Richie shares the dilemma over his presence in his daughter's life to Sugar (Abby Elliott), but she tells him to be there for her. The conversation is interrupted when they receive a call from the Chicago Tribune informing them a photographer is coming to take pictures of the restaurant. When they question Carmy and Sydney, Sydney realizes that this means a Tribune food critic has already visited the restaurant and will publish a review soon, alarming the rest of the staff.

==Production==
===Development===
In May 2024, Hulu confirmed that the fourth episode of the season would be titled "Violet", and was to be written and directed by series creator Christopher Storer. It was Storer's 11th writing credit and 15th directing credit.

===Casting===
The episode features the first guest appearance by Josh Hartnett, who portrays Tiffany's fiancé. Hartnett previously met with Storer years prior when they discussed a possible role for a film. Later, Storer offered the role to Hartnett and he accepted it without even reading the script. Hartnett was fascinated by the experience, saying that it was "refreshing" to see how quickly they could film the scenes. Gillian Jacobs told The Hollywood Reporter in 2024, "I could watch the scene with Josh and Ebon on loop: Ebon trying to disappear into the wall and Josh cornering him with niceness and care and concern and saying all the right things. It informs so much."

=== Filming ===
The farmer's market where Tina shopped was set up outside a restaurant called Longman & Eagle near Logan Square. For Tina's produce-buying scene, set decorator Eric Frankel organized a "real" farmer's market with about 14 or 15 vendors who sell at actual markets in the Chicago area. Frankel told a set-decorating podcast interviewer, "All the crew went home with vegetables and bread and fruit, honey." The vendor who tells Tina "what grows together, goes together" is Jerry Boone of Froggy Meadow Farm.

=== Film editing and sound design ===
The film editors Joanna Naugle and Adam Epstein described the collaboration with The Bear's sound mixers, led by Steve "Major" Giammaria, in creating the audiovisual experience Carmy's panicked reaction to the wall of critics, as an example of a particularly dynamic and successful interaction between the two departments.

===Music===
Songs featured on the soundtrack of the episode include "Pearly-Dewdrops' Drops" by Cocteau Twins, "Spinning Away" by Brian Eno and John Cale, "Una furtiva lagrima" (a tenor aria from act II of Gaetano Donizetti's 1832 opera L'elisir d'amore), "Long Live (Taylor's Version)" by Taylor Swift, and "Getchoo" by Weezer.

== Reception ==
=== Critical reviews ===
Jenna Scherer of The A.V. Club gave the episode an "A–" grade and wrote, "We're used to The Bear showing us how intense and devastating the restaurant business can be.
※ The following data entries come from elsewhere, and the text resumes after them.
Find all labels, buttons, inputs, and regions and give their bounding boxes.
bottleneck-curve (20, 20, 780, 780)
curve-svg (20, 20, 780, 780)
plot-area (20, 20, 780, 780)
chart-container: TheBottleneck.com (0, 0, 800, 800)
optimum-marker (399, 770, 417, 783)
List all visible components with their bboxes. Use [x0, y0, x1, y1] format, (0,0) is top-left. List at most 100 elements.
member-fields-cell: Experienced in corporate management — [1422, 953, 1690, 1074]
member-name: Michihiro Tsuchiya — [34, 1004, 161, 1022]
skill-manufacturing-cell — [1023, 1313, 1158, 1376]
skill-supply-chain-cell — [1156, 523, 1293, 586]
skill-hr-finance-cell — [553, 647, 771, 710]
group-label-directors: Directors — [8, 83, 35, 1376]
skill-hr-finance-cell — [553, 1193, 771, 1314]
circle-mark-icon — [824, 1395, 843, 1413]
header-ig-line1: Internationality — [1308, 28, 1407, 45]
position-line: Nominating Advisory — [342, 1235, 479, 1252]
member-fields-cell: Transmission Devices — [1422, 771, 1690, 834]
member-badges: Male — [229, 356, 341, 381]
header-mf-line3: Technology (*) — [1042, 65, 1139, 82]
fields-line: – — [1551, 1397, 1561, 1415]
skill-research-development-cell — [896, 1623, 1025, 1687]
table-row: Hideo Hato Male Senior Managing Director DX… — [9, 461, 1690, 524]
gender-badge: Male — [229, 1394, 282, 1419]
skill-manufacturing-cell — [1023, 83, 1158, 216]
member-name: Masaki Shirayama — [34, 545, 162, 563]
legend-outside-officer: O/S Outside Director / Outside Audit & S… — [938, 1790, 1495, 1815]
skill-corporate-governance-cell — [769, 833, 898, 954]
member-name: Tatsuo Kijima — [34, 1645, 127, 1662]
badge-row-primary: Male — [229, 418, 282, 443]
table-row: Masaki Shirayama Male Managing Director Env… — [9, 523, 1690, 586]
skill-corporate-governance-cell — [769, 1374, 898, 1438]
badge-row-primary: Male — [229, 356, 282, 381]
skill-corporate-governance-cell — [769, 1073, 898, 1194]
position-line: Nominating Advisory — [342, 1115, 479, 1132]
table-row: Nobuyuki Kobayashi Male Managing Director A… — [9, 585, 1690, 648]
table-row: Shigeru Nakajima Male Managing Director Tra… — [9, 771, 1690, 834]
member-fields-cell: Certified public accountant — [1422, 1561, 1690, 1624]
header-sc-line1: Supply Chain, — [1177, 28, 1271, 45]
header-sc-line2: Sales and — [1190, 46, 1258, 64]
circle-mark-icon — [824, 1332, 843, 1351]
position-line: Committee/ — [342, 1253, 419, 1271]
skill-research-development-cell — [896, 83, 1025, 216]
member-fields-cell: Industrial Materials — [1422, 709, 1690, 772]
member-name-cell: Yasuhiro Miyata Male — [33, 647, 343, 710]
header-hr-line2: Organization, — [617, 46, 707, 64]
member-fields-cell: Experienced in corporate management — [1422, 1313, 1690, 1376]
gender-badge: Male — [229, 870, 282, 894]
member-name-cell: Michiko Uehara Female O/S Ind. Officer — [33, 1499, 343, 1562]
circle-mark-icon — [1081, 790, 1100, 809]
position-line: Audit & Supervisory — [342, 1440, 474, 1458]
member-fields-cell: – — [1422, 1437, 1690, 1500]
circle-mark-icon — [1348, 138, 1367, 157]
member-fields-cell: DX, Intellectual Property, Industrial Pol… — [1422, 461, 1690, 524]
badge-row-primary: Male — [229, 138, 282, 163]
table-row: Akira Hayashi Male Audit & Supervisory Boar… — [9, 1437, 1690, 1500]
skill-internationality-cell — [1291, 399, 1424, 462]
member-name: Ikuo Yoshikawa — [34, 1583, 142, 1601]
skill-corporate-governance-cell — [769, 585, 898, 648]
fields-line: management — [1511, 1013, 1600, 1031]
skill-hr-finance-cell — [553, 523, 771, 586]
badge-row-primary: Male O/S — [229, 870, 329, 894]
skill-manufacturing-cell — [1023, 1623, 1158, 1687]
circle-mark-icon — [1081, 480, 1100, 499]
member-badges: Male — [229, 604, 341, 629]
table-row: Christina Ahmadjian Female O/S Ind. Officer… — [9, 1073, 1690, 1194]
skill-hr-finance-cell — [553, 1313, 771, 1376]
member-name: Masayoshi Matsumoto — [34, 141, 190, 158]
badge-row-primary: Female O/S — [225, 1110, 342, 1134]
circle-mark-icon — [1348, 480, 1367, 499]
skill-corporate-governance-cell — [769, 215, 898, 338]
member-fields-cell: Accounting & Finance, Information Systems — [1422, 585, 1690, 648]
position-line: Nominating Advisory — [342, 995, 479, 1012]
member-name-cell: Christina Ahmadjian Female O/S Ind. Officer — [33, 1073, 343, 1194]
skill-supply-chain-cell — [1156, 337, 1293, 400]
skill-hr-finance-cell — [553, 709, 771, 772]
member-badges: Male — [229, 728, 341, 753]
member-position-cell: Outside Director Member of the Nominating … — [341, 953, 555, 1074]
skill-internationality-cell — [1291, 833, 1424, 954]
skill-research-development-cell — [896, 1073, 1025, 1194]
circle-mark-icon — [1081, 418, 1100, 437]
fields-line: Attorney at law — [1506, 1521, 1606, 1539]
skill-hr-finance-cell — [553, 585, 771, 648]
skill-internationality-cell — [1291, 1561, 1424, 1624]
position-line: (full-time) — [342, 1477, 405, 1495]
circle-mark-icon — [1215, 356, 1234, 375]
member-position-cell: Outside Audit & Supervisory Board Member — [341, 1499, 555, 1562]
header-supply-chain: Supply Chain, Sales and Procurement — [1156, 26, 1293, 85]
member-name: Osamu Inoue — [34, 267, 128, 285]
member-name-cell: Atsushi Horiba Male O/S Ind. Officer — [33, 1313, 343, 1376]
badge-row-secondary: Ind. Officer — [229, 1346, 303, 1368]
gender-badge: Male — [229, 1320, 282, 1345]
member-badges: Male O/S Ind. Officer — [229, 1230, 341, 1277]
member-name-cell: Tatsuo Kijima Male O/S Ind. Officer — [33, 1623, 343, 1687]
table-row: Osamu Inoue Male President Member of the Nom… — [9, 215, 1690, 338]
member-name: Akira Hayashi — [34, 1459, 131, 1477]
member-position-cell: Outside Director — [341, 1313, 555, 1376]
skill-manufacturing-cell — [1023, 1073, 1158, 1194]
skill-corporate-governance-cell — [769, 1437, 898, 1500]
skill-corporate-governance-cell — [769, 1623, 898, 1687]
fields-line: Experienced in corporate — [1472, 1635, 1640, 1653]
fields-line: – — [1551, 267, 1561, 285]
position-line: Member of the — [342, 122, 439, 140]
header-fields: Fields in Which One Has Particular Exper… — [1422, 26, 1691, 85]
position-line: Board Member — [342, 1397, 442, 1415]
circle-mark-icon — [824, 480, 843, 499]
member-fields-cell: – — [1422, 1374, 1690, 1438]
But when Claire tells Carm the story of a particularly awful case at the hospital, the show reminds us that it's nothing compared to being a friggin' ER doctor."

Marah Eakin of Vulture gave the episode a 3 star out of 5 rating and wrote, "Not every episode of The Bear can be packed with consequence. Some just have to move the story along. That's the case with "Violet," which follows Syd, Carmy, Richie, Nat, and the Faks as they move through their restaurant-adjacent lives." Nicole Gallucci of Decider complimented Richie's scenes with Frank, "Congrats to Ebon Moss-Bachrach for bringing warmth and depth to another Richie Swift scene. And congrats to Josh Hartnett for manifesting his dream role on The Bear just like Travis Kelce manifested his dream girlfriend."

Josh Rosenberg of Esquire wrote, "Right now Carmy is alone. In fact, it seems as if everyone's alone in their own way. Marcus lost his mother, Sydney is setting out on her own, and Richie's young daughter can tell he's lonely. The only way through is together."